Contrast learning is a way to setup the loss function. At point-wise loss function, negative samples and positive samples are considered separately. At Contrast Learning, the loss function (aka pair-wise loss) is constructed by taking 3 items: 2 positively related item and 1 unrelated item. The cosine similarity of the 2 positively related items should be large, and the similarity of the unrelated pair item should be small. The difference of the two similarity values is used as the loss function - the further apart of the two values the better. Since the optimization step is to reduce the loss, the training will lead it to fit both samples.

To make the positive sample and the negative sample separate better, usually a desired distance m is defined. If the difference is larger than m, it is considered as no loss. If the difference is less than m, loss will be the difference.

So the loss function is written as

Loss(a, b_positive, b_negative) = max{0, cos(a, b_negative) - cos(a, b_positive) + m}

It is also possible to write the function in logistic loss:

Loss(a, b_positive, b_negative) = log(1 + exp[ sigma * (cos(a, b_negative) - cos(a, b_positive)) ] )

List-wise loss is a similar idea of the pairwise loss function, but considers more samples in the same loss function. Each a training record consists 1 pair of positive samples (a, b) pairing with the input, and multiple negative samples (b_neg_1, b_neg_2, etc) , and take cosine similarity between the pairs: cos(a,b), cos(a, b_neg_1), cos(a, b_neg_2), etc. Put all results in a Softmax function. Let the expected result to be (1, 0, 0, 0, ... ). Train it with CrossEntropyLoss between the result and the expected result.

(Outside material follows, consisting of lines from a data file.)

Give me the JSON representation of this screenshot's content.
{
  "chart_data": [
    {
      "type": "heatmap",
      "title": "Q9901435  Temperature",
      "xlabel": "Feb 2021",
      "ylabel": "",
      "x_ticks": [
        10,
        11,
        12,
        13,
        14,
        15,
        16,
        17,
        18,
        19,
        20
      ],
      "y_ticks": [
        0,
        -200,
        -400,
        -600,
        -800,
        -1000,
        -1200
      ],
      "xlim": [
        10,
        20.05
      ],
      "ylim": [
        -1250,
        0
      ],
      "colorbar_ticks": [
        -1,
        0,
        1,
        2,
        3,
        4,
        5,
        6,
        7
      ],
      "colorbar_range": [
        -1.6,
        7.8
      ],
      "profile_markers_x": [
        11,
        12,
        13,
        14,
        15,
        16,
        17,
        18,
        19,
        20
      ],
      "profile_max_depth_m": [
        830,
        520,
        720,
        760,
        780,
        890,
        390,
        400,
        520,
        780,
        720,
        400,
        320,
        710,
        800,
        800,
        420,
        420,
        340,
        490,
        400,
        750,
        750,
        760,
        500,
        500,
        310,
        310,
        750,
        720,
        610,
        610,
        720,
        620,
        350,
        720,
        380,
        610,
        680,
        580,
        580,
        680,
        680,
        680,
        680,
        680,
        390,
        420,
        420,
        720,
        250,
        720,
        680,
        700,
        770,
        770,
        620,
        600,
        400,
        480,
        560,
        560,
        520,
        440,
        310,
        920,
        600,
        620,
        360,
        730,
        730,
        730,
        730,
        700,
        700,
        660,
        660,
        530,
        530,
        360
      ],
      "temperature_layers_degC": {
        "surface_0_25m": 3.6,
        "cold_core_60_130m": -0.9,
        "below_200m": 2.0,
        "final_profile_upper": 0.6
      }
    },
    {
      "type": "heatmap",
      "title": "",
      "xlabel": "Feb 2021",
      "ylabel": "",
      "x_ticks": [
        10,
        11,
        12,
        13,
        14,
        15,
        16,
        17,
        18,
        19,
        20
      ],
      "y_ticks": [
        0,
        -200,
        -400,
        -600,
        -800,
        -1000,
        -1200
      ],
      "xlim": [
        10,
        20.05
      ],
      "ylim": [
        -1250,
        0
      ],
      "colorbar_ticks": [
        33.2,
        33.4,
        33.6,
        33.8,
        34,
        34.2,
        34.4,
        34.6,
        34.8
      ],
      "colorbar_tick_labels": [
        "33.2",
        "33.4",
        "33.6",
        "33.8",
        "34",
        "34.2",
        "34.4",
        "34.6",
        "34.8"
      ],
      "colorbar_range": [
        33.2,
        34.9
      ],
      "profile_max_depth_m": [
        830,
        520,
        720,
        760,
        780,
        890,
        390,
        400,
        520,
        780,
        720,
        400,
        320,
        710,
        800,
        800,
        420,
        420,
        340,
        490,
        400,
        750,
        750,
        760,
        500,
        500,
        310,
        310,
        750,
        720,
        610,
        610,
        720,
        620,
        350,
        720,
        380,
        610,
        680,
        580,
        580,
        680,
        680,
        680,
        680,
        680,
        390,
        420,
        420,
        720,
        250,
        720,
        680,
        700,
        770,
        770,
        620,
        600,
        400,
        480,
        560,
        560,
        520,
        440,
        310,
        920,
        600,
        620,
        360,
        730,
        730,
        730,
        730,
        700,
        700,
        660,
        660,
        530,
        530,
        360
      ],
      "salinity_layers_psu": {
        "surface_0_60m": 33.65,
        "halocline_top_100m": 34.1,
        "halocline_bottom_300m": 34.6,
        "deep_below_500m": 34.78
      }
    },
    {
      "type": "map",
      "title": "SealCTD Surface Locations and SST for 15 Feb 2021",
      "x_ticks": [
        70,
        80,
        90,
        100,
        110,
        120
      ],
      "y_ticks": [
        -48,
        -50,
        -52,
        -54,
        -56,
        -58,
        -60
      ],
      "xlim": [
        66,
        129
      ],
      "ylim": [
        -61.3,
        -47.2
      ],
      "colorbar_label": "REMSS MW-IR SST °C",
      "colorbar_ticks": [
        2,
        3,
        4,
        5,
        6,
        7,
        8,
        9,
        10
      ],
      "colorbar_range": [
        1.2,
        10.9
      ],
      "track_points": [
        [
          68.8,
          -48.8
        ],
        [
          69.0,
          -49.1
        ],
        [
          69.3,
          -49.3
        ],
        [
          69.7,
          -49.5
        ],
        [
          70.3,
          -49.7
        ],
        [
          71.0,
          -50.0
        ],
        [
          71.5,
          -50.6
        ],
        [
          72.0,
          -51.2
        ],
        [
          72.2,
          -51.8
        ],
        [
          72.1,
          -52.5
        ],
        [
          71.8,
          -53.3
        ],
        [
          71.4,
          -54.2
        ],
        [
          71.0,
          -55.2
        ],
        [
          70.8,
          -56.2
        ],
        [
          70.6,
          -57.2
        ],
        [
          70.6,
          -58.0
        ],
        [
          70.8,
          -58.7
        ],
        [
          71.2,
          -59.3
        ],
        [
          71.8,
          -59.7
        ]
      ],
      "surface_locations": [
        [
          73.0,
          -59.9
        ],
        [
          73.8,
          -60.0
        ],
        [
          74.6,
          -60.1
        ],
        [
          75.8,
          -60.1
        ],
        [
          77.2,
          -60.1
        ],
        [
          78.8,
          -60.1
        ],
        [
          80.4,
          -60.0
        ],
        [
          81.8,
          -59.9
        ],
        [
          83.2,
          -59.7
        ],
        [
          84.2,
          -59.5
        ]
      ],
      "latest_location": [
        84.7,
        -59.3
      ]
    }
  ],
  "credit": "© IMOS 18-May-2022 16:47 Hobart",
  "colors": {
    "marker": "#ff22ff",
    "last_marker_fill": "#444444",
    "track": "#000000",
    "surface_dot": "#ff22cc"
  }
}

Note: When trying point-wise loss function (that is training negative and positive samples separately), the ratio of the amount of positive samples and negative samples should be from 1:2 to 1:3,

Reference:

https://www.youtube.com/watch?v=2Mc10LZ-DB0 (voiced in Chinese)

Friday, February 16, 2024

Quick note: Collaborative Filtering vs. Swing

You probably have heard of Collaborative Filtering, which is to find similarity of two items by counting the number of shared interested users. They are matched via a cosine similarity (or dot product in another word).

There comes a problem: two users are within the same interest group, the shared items may not be that similar.

Swing takes one more step: assign a weight for each pair of shared users - if the two users have shared a lot of items, let the weight of the pair of the user be smaller: 1 / (a + overlap(u1, u2) . (a is a positive term to avoid dividing by zero).

Collaborative Filtering may also happen in similarity of users. Recommendation is made from similar users' list of items. To avoid popular item from appearing in every recommendation, weight of item is reduced by the popularity with 1/ log(1+ num_users_like_the_item)

Reference:

https://www.youtube.com/watch?v=DUUMNTDuJ3Q

https://www.youtube.com/watch?v=7O9zFMNdrZ8

Tuesday, February 06, 2024

How to get Active Contour

A summary of the video tutorial Active Contour | Boundary Detection.

1. Draw a circle around the image (roughly around the object). This is the initial contour.

2. Calculate the gradient of the image.

3. Blur the gradient values in the images so that the value spread to other part of the image, creating a slope to guide a point to the position with large gradient value.

4. Apply greedy search from the contour to move control point to the points with large gradient values.

5. It is almost done, but the contour is not smooth. A modification to this solution could be to adjust the gradient value with smoothness and elasticity of the contour. The two values are defined as the derivative and second derivative on the contour.